Flink is a native streaming processing framework that can work on batch data. Spark was originally designed to work with static data through its RDDs, it uses microbatching to deal with streams.
Oryx 2 from Cloudera also has a ML layer. Oryx 2 is a realization of Lambda architecture built on Apache Spark and Apache Kafka for real-time large scale ML [Oryx2]; it is designed for building applications and includes packaged, end-to-end applications for collaborative filtering, classification, regression and clustering. Oryx 2 comprises the following three tiers 1) general Lambda architecture tier for batch, speed and serving layers, which are not specific to ML; 2) ML abstraction to hyperparameter selection; 3) end-to-end implementation of the same standard ML algorithms as an application (ALS, random decision forests, k-means).

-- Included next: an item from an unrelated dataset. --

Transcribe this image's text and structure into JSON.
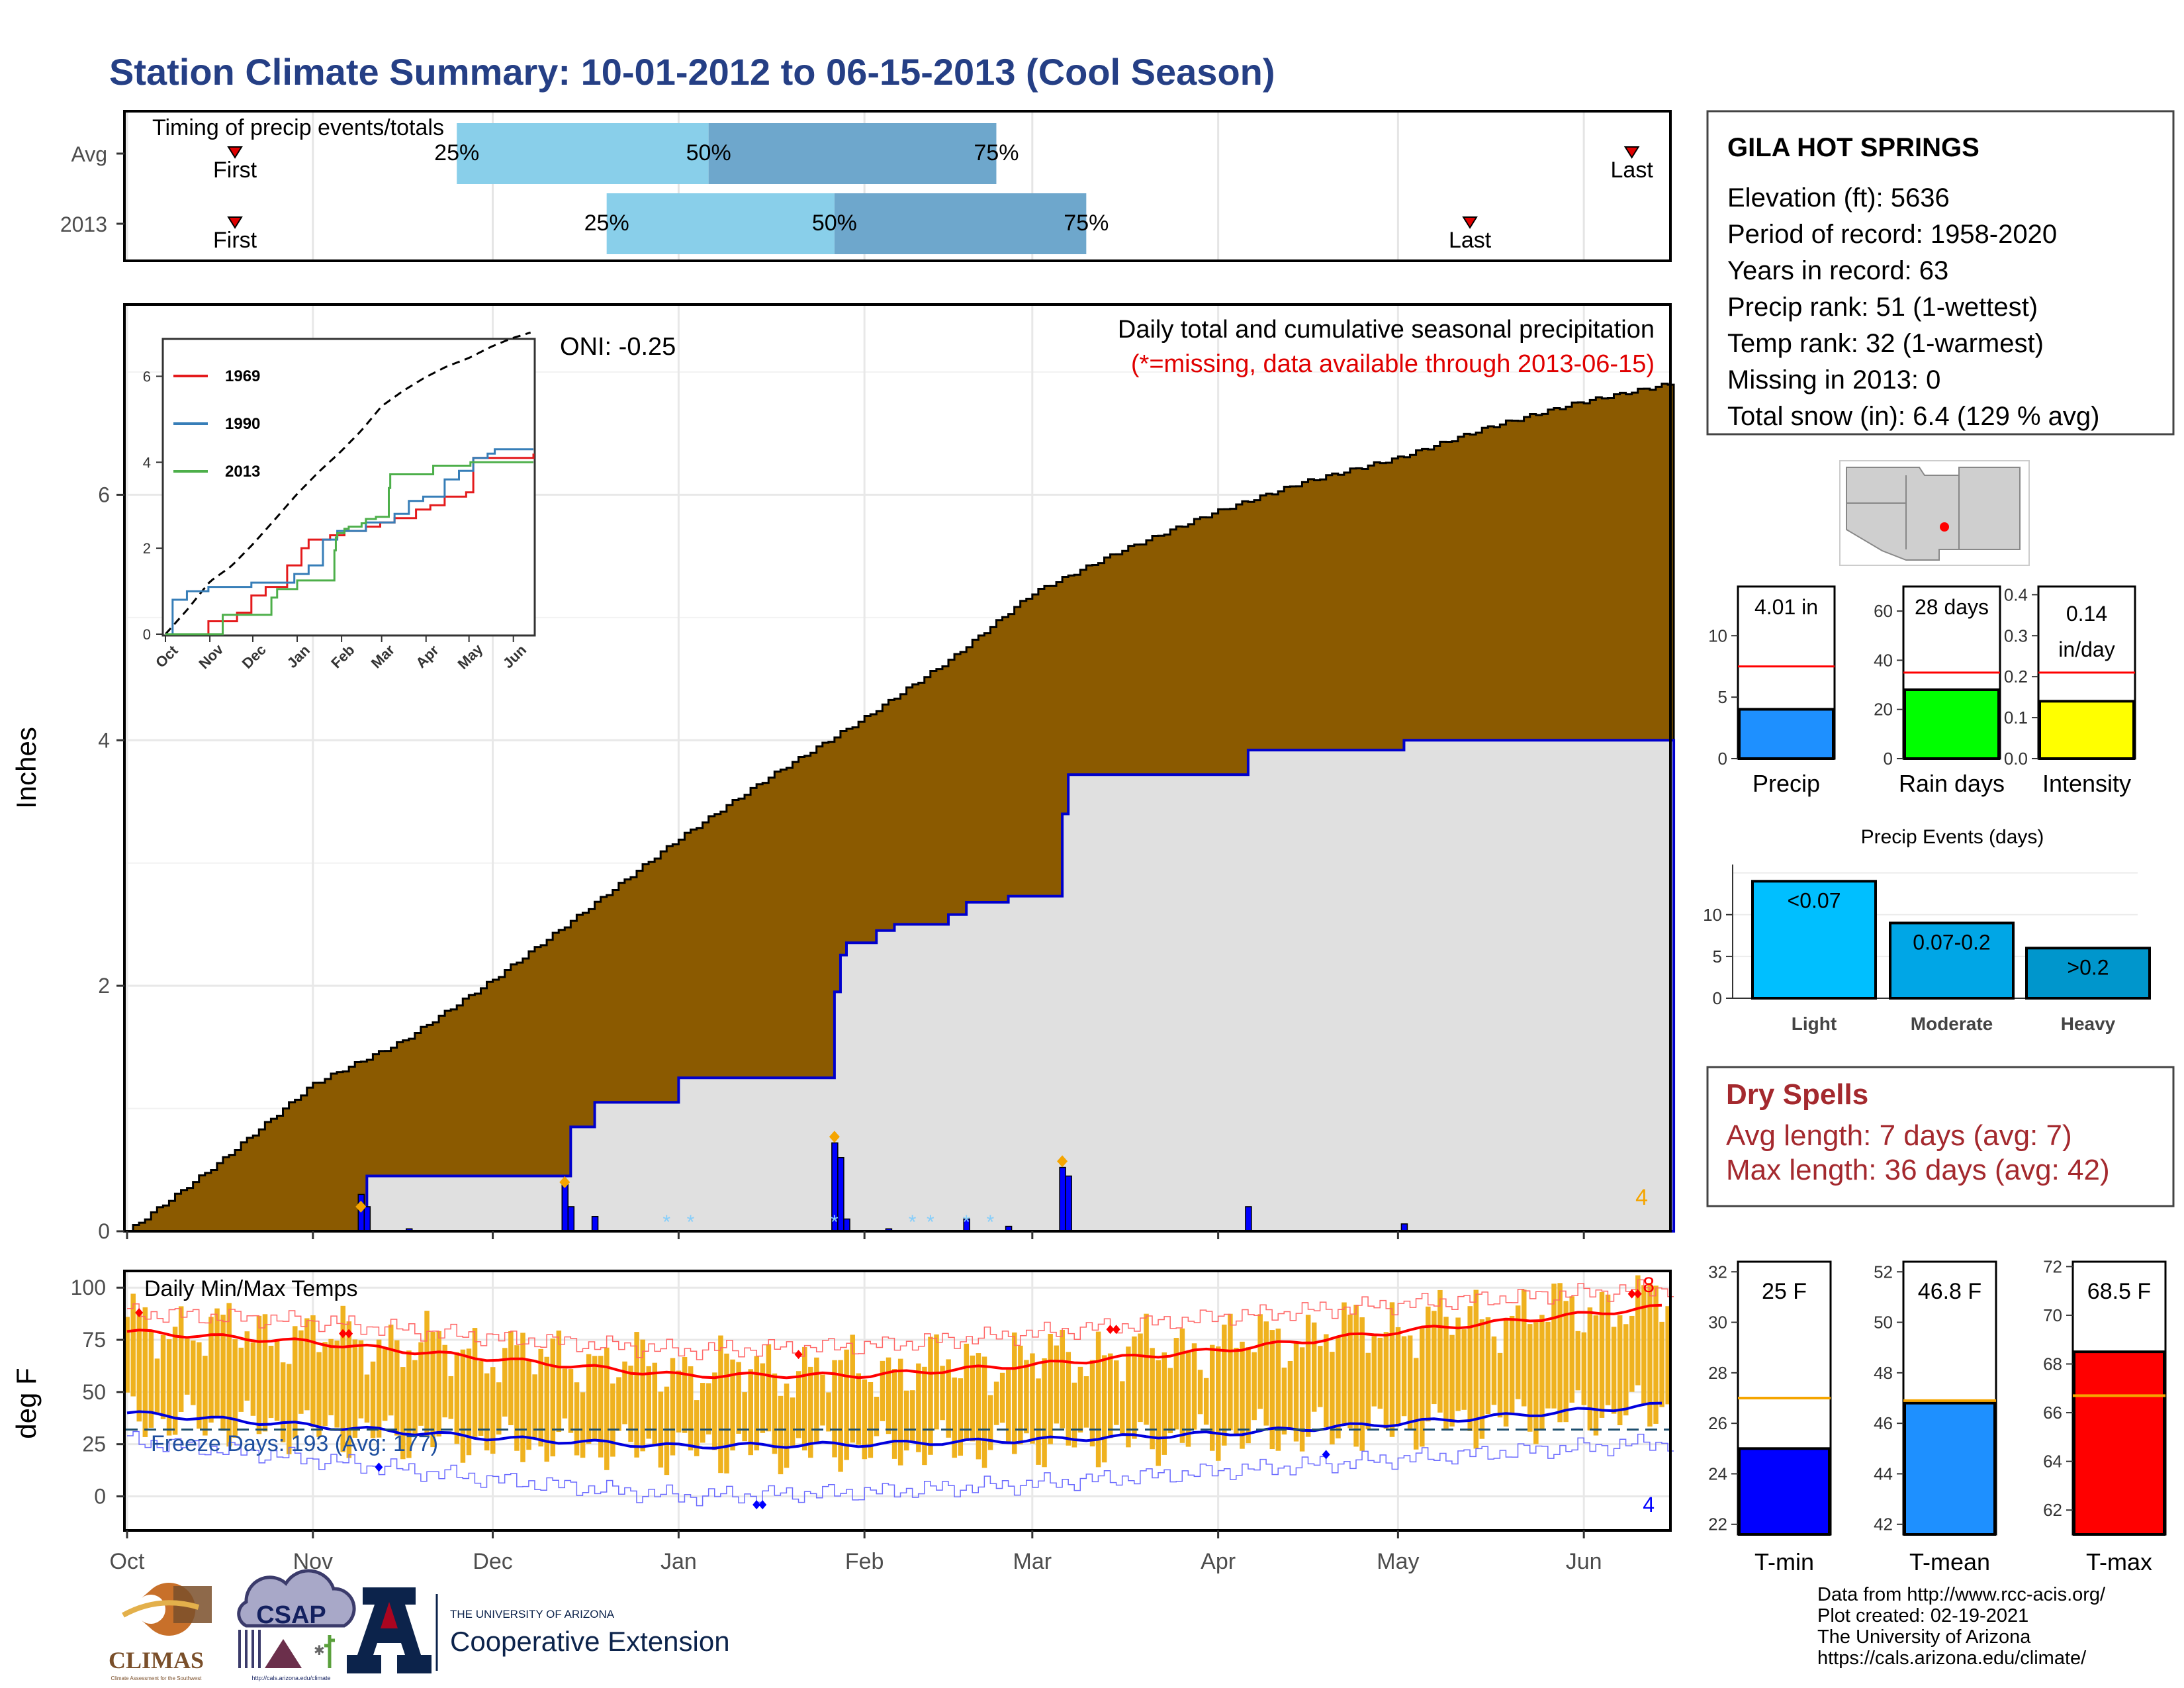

KNIME (Konstanz Information Miner) is the data analytic, reporting and integration platform of the Knime AG, Switzerland [KNIME]. It integrates various components for ML and DM through its modular data pipelining concept through GUI allowing assembly of nodes for data preprocessing (ETL - Extraction, Transformation and Load), for modelling and data analysis and visualisation without, or with only minimal, programming. The platform is released under open source GNU GPLv3 license and has more than 1500 modules, a comprehensive range of integrated tools, and the widest choice of advanced algorithms available. KNIME is implemented in Java but also allows for wrappers calling other code in addition to providing nodes that allow to run Java, Python, Perl and other programming languages; and integration with Weka, R, Python, Keras (DL), H2O (ML/DL), DL4J (DL, Hadoop/Spark). It has considerable community supports i.e. it is used by over 3000 organizations in more than 60 countries.